Sinkronisasi dan perbaikan
Mengingat ”kawin paksa” telah terjadi, menteri sebaiknya segera
melakukan hal berikut pada 100 hari kepemimpinannya: (i) Menentukan filosofi
dasar dan visi-misi kementerian. Ini seharusnya tak sulit karena tinggal
menyinkronkan titik taut kedua kementerian. Sesuai namanya, kementerian ini
harus mengedepankan perlindungan lingkungan dibandingkan dengan pemanfaatan
dan eksploitasi sumber daya hutan. Pesan harus jelas: eksploitasi sumber daya
hutan hanya bisa dilakukan jika tak merusak/merugikan kelangsungan ekosistem
hutan dan lingkungan.
(ii) Filosofi dasar itu kemudian diterjemahkan dalam struktur
kementerian dengan titik fokus yang seimbang antara fungsi perlindungan dan
fungsi pemanfaatan agar kedua belah pihak merasa tak ”dianaktirikan’ dalam
struktur yang baru. Struktur baru ini harus mengikuti fungsi dan tak dibuat
hanya untuk mengakomodasi para pejabat dari Kemenhut dan KLH. Struktur
diharapkan solid dan ramping agar lebih efektif dalam bergerak.
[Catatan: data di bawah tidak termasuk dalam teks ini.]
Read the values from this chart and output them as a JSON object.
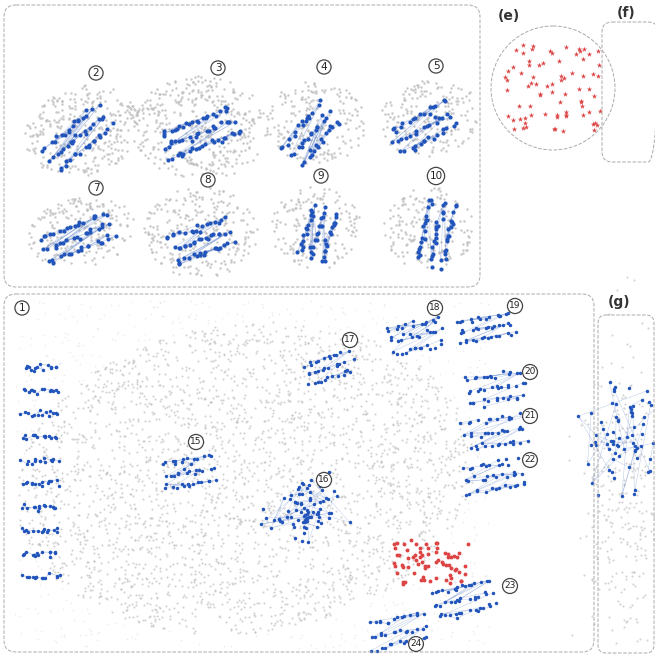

(iii) Menata kembali sistem perizinan dan pengelolaan uang yang
masuk dari pemanfaatan sumber daya hutan yang menurut KPK jadi sarang korupsi
dan manipulasi yang mengakar. Sistem baru harus dibuat untuk mencegah
kebocoran dan transparan agar dapat dipantau semua pemangku kepentingan.
Kriteria perizinan pemanfaatan sumber daya hutan harus memperhatikan kriteria
lingkungan yang ketat agar kerusakan hutan bisa ditekan semaksimal mungkin.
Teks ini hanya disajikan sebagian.